The data will be summarised numerically using descriptive statistical methods, and qualitatively using thematic analysis. The study findings will be grouped into different types of service delivery models according to the context, inputs, health system functions and access dimensions outlined above. This will enable us to identify themes across the included studies and summarise what service delivery models have been suggested, and where evaluated, what strengths and weaknesses have been identified.
The aim of this review is to summarise the nature and extent of the existing literature on service delivery models to improve access to eye care for Indigenous people in high-income countries. To our knowledge, there has been no previous synthesis of this literature. This review is part of a project to improve access to eye care services for Māori in Aotearoa New Zealand. We will use the findings in a Delphi process involving Māori eye care service users, policymakers, health service managers and clinicians to identify the most promising strategies to improve access to eye care services for Māori.
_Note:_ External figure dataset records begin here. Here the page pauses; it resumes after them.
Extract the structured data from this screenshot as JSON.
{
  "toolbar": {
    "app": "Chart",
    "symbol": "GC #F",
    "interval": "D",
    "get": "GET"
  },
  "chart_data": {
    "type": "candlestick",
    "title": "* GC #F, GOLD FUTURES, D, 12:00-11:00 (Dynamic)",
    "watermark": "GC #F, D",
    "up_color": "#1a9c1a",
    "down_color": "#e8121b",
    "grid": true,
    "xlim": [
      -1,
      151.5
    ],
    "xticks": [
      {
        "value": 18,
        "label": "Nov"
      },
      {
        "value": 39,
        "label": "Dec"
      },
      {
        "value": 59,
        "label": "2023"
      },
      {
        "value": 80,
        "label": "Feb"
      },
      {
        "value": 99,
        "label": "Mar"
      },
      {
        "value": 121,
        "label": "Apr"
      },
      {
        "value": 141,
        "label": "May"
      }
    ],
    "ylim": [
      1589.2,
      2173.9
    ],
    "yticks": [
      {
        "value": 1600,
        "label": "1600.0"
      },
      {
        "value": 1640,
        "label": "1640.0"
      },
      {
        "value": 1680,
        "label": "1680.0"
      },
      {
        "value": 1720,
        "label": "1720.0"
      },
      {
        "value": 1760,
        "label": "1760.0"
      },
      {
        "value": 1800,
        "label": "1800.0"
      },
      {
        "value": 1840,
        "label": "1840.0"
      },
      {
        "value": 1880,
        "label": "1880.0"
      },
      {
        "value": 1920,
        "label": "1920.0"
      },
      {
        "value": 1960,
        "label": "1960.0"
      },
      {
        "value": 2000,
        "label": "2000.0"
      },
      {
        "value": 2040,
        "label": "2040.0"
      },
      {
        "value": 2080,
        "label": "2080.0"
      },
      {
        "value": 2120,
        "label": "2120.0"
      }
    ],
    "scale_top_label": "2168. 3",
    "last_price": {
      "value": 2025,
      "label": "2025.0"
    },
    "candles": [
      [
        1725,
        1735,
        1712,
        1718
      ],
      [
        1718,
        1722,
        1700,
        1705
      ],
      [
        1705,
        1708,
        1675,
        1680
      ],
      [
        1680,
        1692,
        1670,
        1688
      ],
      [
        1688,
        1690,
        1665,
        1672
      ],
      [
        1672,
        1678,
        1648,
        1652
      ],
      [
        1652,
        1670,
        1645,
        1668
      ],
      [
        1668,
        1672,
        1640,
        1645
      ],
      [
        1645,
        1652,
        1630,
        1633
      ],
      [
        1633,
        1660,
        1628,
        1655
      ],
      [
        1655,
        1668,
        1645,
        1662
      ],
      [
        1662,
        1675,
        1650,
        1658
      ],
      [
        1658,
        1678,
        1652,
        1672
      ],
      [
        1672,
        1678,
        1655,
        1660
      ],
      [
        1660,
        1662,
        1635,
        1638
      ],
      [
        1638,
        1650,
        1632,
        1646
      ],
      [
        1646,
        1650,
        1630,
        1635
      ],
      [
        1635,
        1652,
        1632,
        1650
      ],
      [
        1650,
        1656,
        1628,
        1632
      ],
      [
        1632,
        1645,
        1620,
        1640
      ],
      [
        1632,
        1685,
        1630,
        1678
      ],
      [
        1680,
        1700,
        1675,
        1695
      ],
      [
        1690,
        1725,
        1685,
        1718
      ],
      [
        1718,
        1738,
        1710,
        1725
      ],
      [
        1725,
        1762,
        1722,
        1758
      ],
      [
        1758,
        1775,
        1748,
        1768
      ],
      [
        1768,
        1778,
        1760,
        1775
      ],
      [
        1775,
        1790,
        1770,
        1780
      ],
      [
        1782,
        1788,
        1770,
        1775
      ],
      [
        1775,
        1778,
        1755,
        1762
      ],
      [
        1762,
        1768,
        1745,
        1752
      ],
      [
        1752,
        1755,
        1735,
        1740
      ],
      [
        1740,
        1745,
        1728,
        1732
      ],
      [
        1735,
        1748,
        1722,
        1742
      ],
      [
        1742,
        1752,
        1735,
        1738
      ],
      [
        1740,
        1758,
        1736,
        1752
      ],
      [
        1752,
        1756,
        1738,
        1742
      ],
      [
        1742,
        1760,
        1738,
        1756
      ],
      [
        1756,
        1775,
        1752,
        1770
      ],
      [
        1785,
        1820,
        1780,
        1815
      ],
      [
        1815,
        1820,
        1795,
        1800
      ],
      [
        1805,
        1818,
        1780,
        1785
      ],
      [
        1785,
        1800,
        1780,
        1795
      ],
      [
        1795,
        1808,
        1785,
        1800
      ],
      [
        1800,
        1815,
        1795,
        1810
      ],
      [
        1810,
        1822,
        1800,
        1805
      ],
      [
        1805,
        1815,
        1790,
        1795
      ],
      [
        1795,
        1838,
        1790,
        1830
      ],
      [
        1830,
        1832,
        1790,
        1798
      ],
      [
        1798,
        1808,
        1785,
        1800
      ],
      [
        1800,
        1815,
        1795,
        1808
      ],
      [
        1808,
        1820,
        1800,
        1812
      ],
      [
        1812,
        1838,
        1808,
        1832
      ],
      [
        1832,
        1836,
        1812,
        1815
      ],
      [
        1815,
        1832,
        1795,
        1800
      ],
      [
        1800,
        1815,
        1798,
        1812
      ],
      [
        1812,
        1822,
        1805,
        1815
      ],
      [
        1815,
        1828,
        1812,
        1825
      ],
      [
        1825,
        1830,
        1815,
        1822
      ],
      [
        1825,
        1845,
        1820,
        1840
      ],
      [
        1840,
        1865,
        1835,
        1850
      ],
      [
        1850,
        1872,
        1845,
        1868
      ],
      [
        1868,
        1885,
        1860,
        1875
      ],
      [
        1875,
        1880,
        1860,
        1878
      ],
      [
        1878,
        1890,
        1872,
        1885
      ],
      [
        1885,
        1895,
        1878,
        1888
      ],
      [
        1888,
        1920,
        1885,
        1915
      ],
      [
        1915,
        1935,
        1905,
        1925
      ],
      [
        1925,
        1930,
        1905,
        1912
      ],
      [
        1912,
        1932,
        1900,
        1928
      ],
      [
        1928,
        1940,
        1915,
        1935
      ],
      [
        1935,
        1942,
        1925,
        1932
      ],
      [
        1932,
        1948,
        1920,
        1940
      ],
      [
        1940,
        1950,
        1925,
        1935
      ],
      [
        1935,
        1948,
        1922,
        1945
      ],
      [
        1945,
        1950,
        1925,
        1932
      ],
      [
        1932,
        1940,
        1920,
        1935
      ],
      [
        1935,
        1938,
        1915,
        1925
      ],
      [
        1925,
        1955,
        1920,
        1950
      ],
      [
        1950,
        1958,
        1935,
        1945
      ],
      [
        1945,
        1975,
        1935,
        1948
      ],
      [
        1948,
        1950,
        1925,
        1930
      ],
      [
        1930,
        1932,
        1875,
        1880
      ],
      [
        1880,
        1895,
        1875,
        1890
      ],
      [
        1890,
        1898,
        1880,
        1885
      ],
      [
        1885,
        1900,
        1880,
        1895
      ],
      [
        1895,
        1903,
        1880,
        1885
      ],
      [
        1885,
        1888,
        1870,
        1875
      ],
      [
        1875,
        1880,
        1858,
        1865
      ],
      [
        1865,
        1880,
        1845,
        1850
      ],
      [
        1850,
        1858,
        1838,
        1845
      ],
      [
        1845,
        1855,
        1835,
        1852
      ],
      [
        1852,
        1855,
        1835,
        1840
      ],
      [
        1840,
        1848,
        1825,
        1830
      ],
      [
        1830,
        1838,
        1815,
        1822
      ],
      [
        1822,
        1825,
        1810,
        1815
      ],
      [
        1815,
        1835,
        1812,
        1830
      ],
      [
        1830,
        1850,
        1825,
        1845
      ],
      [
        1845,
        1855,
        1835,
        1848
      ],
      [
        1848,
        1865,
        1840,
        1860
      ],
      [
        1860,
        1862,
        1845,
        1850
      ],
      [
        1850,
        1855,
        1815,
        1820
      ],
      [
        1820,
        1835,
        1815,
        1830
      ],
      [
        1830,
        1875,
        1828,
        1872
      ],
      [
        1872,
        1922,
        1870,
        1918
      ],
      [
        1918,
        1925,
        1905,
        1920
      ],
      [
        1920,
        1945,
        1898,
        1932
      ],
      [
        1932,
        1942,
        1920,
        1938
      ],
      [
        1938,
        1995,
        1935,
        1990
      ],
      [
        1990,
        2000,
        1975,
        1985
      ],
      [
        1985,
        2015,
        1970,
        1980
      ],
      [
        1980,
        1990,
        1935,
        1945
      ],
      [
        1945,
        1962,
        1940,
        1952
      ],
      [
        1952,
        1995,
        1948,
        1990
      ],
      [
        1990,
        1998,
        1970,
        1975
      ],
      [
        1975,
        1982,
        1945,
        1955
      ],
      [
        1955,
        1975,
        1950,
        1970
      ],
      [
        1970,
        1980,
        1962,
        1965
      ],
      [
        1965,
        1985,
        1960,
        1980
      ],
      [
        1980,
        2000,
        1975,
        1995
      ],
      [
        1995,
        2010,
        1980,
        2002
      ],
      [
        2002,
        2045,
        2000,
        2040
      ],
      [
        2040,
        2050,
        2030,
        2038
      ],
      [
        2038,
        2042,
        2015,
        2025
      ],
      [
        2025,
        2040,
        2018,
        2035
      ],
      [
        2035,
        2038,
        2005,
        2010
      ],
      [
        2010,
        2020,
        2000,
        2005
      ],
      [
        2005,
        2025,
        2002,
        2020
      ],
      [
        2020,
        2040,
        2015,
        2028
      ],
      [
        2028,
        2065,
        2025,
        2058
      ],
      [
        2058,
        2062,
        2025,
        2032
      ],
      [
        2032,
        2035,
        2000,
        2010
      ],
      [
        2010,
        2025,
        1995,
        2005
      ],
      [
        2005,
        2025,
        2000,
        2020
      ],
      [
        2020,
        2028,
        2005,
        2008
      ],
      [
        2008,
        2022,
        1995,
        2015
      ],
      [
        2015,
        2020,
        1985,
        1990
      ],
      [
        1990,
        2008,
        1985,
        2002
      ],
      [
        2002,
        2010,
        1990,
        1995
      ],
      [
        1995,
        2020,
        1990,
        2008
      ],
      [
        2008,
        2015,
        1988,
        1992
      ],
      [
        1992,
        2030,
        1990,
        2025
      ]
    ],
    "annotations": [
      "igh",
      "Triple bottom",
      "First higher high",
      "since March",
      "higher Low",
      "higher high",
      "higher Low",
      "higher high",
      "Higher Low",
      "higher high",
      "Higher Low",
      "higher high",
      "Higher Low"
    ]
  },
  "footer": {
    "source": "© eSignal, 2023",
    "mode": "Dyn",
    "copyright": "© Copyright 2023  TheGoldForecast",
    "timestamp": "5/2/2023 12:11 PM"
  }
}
In subsequent research we intend on implementing and assessing the effectiveness of the prioritised strategy. Beyond New Zealand, we believe the findings of this review will be useful to policymakers, health service managers and clinicians responsible for eye care services in other countries with ndigenous populations.
Ethics and dissemination
Ethical approval is not required, as our review will only include published and publicly accessible data.
We will publish our findings in an open-access, peer-reviewed journal and develop an accessible summary of the results for website posting and stakeholder meetings. Data generated from this review will be made available upon reasonable request.
Contributors HB and JR drafted and revised the protocol with suggestions from JB, MH, IG, AB, LH and JE who reviewed the protocol and provided feedback on the draft. IG constructed the search. JR conceived the idea for the review. All authors read and approved the final protocol.
Funding This work was supported by The University of Auckland Faculty Research Development Fund grant number 3716758. JR is a Commonwealth Rutherford Fellow, funded by the UK government through the Commonwealth Scholarship Commission in the UK. LMH is the Robert Leitl Research Fellow, funded by the Robert Leitl Trust, New Zealand. MH was a NZ UNESCO L’Oréal For Women In Science Fellow during the study.
Competing interests None declared.
Patient consent for publication Not required.
Provenance and peer review Not commissioned; externally peer reviewed.